Lo scopo dichiarato, per giustificare un simile evento, è quello di offrire “un importante contributo nella costruzione della memoria dell’identità trentina”, come affermato in un comunicato dell’Ufficio Stampa dell’Assemblea legislativa.
Il tema della memoria sembra ormai essere il leit-motiv di ogni evento pubblico, forse perché la stessa viene sempre più considerata come una merce acquistabile e manipolabile a misura delle convenienze contingenti. Eppure la memoria è altro, a partire dalla sua parzialità. Non esiste infatti una memoria univoca ed unidirezionale, non solo per quanto riguarda l’identità trentina, ma in genere per ogni avvenimento della storia trascorsa. Se per la cultura savoiarda, ad esempio, il processo unitario nazionale fu una conquista condivisa dal popolo e dalla monarchia, per la narrazione delle classi popolari – e soprattutto nel meridione italiano – si trattò invece di una guerra di aggressione che generò, a sua volta, fenomeni di rivolta come quelli del brigantaggio. E’ la memoria nazionale, ma interpretata in modo opposto e quindi non costituente il fondamento di una memoria identitaria nella quale tutti possano ritrovarsi. Lo stesso vale per la storia locale ed in tal senso, affermare l’esistenza di un’unica “memoria dell’identità trentina”, appare quindi piuttosto azzardato e funzionale solo ad un mai sopito tentativo di lettura della storia di questa terra, attraverso le lenti delle appartenenze ideologiche e della propaganda politica, anziché della ricerca di quella somma di verità parziali che costituiscono il ricordo del nostro cammino nei secoli.

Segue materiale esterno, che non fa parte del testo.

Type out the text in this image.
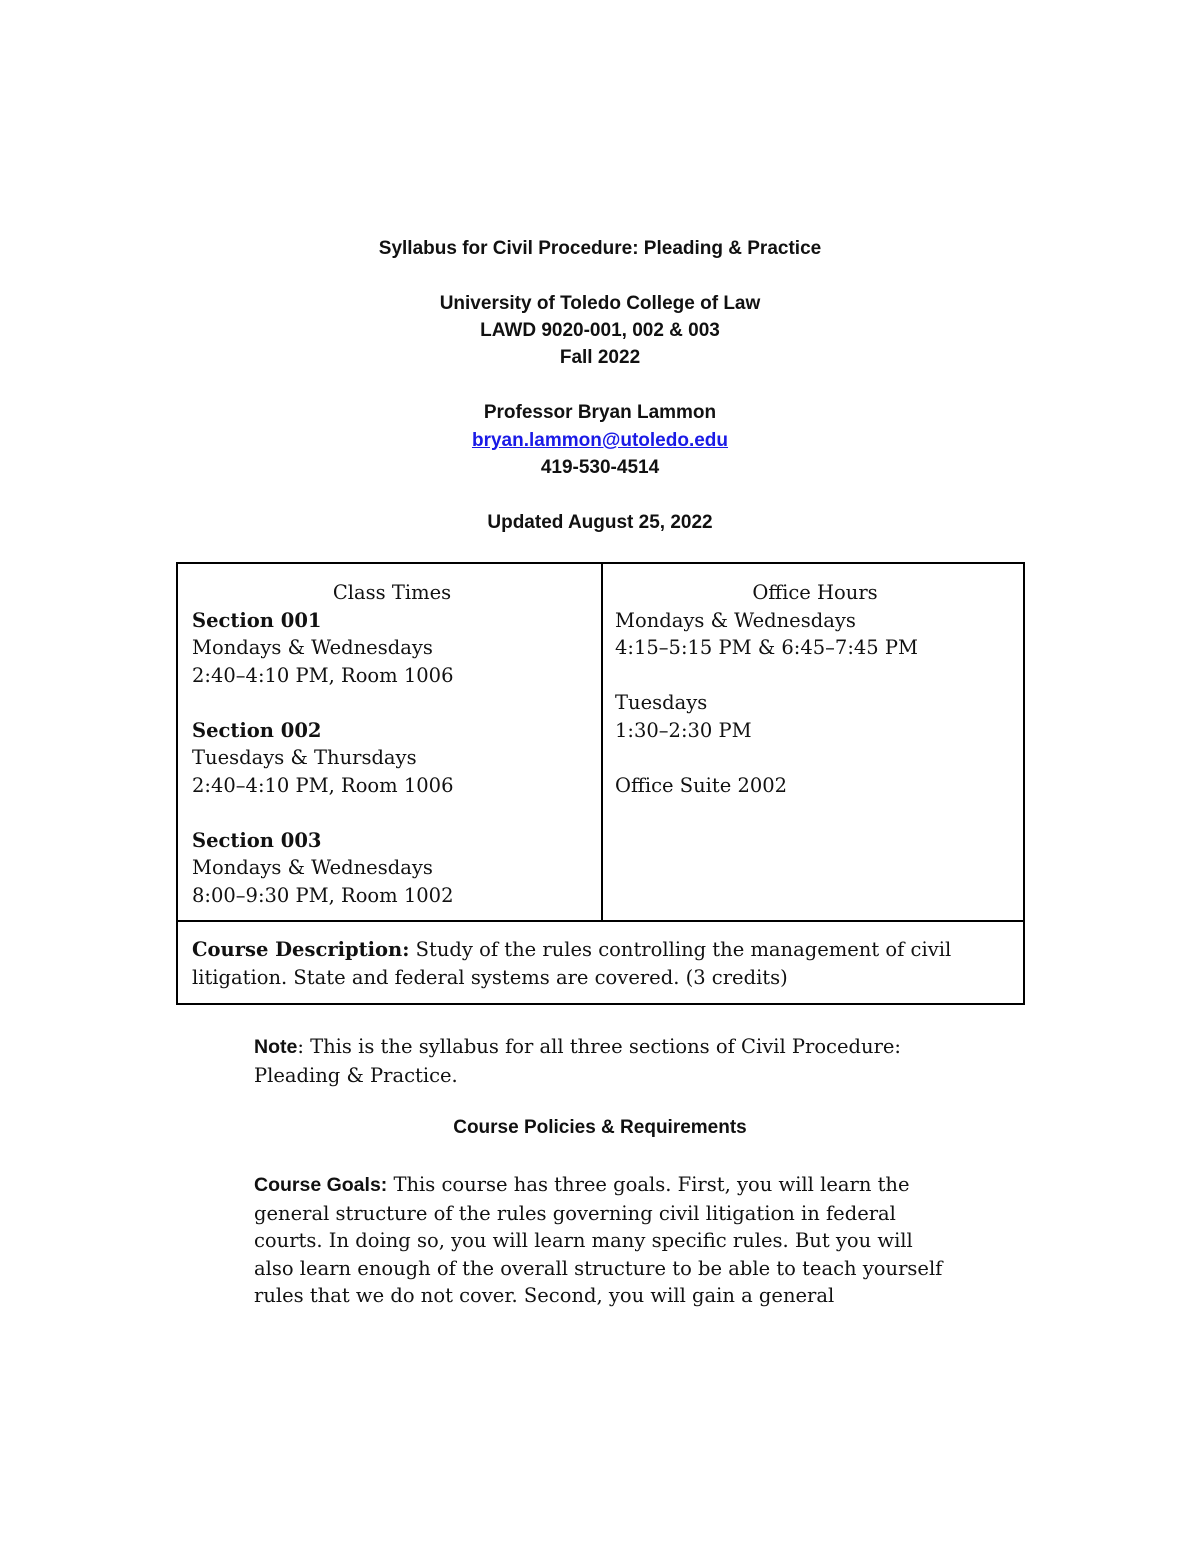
Syllabus for Civil Procedure: Pleading & Practice
University of Toledo College of Law
LAWD 9020-001, 002 & 003
Fall 2022
Professor Bryan Lammon
bryan.lammon@utoledo.edu
419-530-4514
Updated August 25, 2022

Class Times

Section 001

Mondays & Wednesdays

2:40–4:10 PM, Room 1006

Section 002

Tuesdays & Thursdays

2:40–4:10 PM, Room 1006

Section 003

Mondays & Wednesdays

8:00–9:30 PM, Room 1002

Office Hours

Mondays & Wednesdays

4:15–5:15 PM & 6:45–7:45 PM

Tuesdays

1:30–2:30 PM

Office Suite 2002

Course Description: Study of the rules controlling the management of civil
litigation. State and federal systems are covered. (3 credits)
Note: This is the syllabus for all three sections of Civil Procedure:
Pleading & Practice.
Course Policies & Requirements
Course Goals: This course has three goals. First, you will learn the
general structure of the rules governing civil litigation in federal
courts. In doing so, you will learn many specific rules. But you will
also learn enough of the overall structure to be able to teach yourself
rules that we do not cover. Second, you will gain a general
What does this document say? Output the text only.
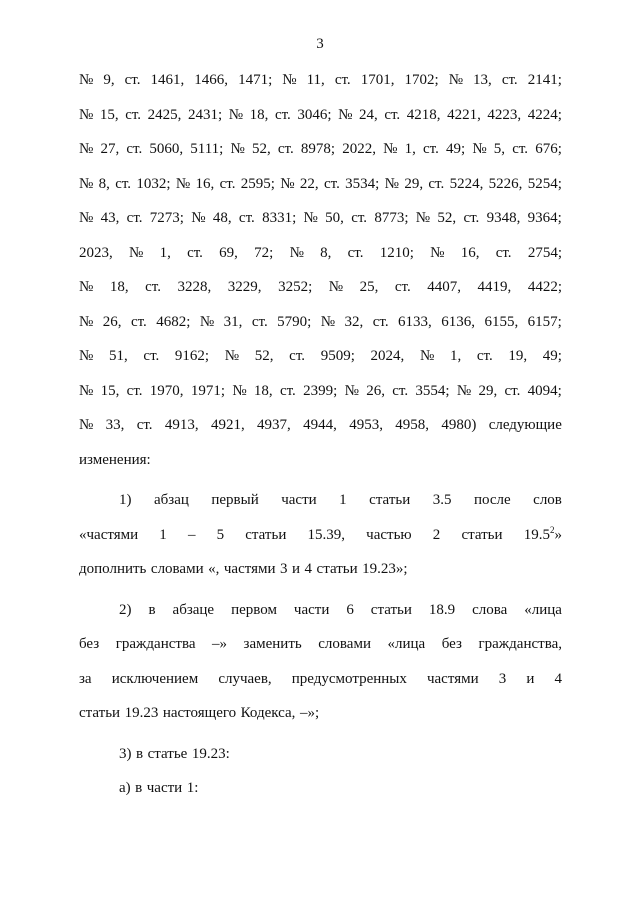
3
№ 9, ст. 1461, 1466, 1471; № 11, ст. 1701, 1702; № 13, ст. 2141;
№ 15, ст. 2425, 2431; № 18, ст. 3046; № 24, ст. 4218, 4221, 4223, 4224;
№ 27, ст. 5060, 5111; № 52, ст. 8978; 2022, № 1, ст. 49; № 5, ст. 676;
№ 8, ст. 1032; № 16, ст. 2595; № 22, ст. 3534; № 29, ст. 5224, 5226, 5254;
№ 43, ст. 7273; № 48, ст. 8331; № 50, ст. 8773; № 52, ст. 9348, 9364;
2023, № 1, ст. 69, 72; № 8, ст. 1210; № 16, ст. 2754;
№ 18, ст. 3228, 3229, 3252; № 25, ст. 4407, 4419, 4422;
№ 26, ст. 4682; № 31, ст. 5790; № 32, ст. 6133, 6136, 6155, 6157;
№ 51, ст. 9162; № 52, ст. 9509; 2024, № 1, ст. 19, 49;
№ 15, ст. 1970, 1971; № 18, ст. 2399; № 26, ст. 3554; № 29, ст. 4094;
№ 33, ст. 4913, 4921, 4937, 4944, 4953, 4958, 4980) следующие
изменения:
1) абзац первый части 1 статьи 3.5 после слов
«частями 1 – 5 статьи 15.39, частью 2 статьи 19.5$^2$»
дополнить словами «, частями 3 и 4 статьи 19.23»;
2) в абзаце первом части 6 статьи 18.9 слова «лица
без гражданства –» заменить словами «лица без гражданства,
за исключением случаев, предусмотренных частями 3 и 4
статьи 19.23 настоящего Кодекса, –»;
3) в статье 19.23:
а) в части 1:
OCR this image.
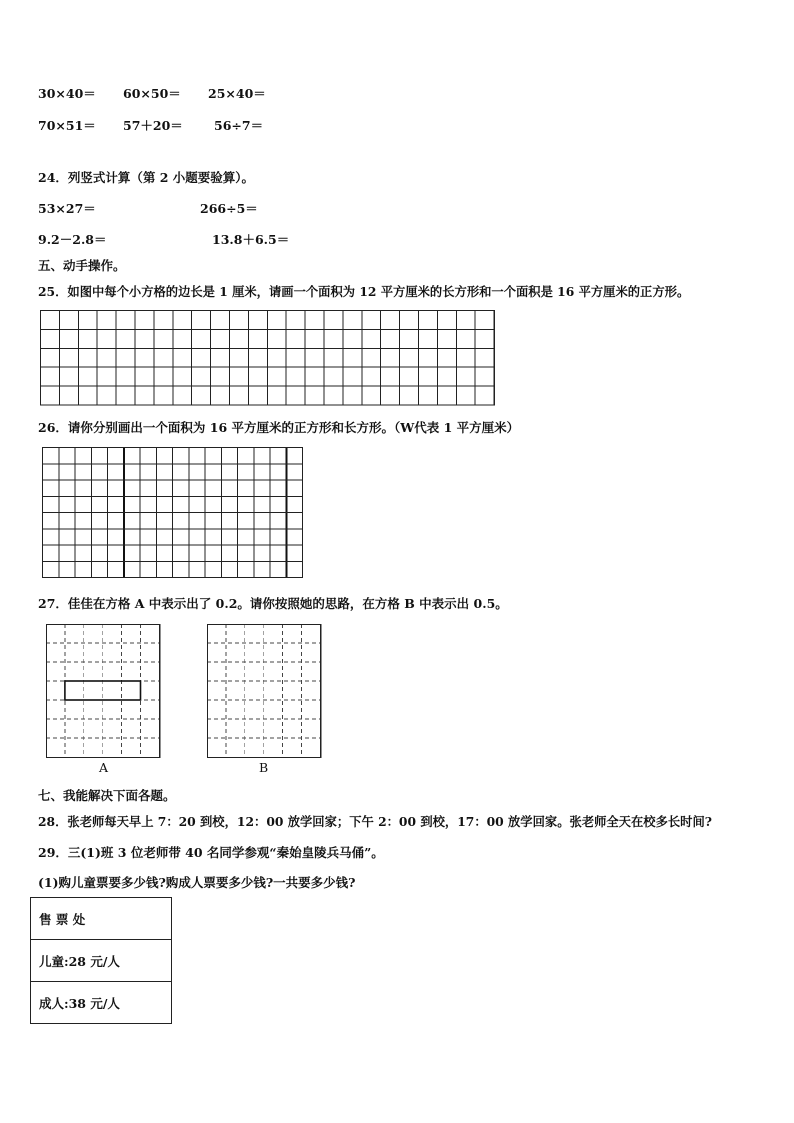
30×40＝ 60×50＝ 25×40＝
70×51＝ 57＋20＝ 56÷7＝
24．列竖式计算（第 2 小题要验算）。
53×27＝	266÷5＝
9.2－2.8＝	13.8＋6.5＝
五、动手操作。
25．如图中每个小方格的边长是 1 厘米，请画一个面积为 12 平方厘米的长方形和一个面积是 16 平方厘米的正方形。
26．请你分别画出一个面积为 16 平方厘米的正方形和长方形。（W代表 1 平方厘米）
27．佳佳在方格 A 中表示出了 0.2。请你按照她的思路，在方格 B 中表示出 0.5。
A	B
七、我能解决下面各题。
28．张老师每天早上 7：20 到校，12：00 放学回家；下午 2：00 到校，17：00 放学回家。张老师全天在校多长时间?
29．三(1)班 3 位老师带 40 名同学参观“秦始皇陵兵马俑”。
(1)购儿童票要多少钱?购成人票要多少钱?一共要多少钱?
售 票 处
儿童:28 元/人
成人:38 元/人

Già si era avuto sentore di una certa inclinazione pantirolese nell’esame della storia patria, da parte dell’attuale Presidenza del Consiglio provinciale quando la medesima “fortemente volle” una discussa mostra di oggettistica imperniata sull’esplorazione del significato della devozione tirolese al Sacro Cuore di Gesù ed oggi quella predilezione pare trovare conferma in quest’evento espositivo.
L’iniziativa ha in sé, senza dubbio, più di un pregio e disvela alcuni risvolti di interesse storico, confermando ad esempio l’esistenza di autonome milizie territoriali locali anche in epoca antecedente l’emanazione del “Landlibell” del 1511.
Ciò nonostante, non sfugge l’evidenza dell’intento ideologico e propagandistico che si cela dietro quest’appuntamento e che è cosa ben diversa dall’obiettività dell’analisi storica dei fenomeni, perché riduce le complessità degli avvenimenti occorsi alla veicolazione di un singolo messaggio, fortemente connotato. Non a caso la mostra non viene allestita dalle pregevoli istituzioni di ricerca e divulgazione storica del territorio (Università degli Studi – Fondazione Museo Storico del Trentino – Società degli Studi Trentini di Scienze Storiche – Laboratorio di Storia di Rovereto ecc.), bensì da alcuni appassionati cultori della tematica, appannando in tal modo quella necessaria aurea di scientificità alla quale un’Istituzione come il Consiglio provinciale, che per sua stessa natura deve sempre saper rimanere “super partes”, non può rinunciare.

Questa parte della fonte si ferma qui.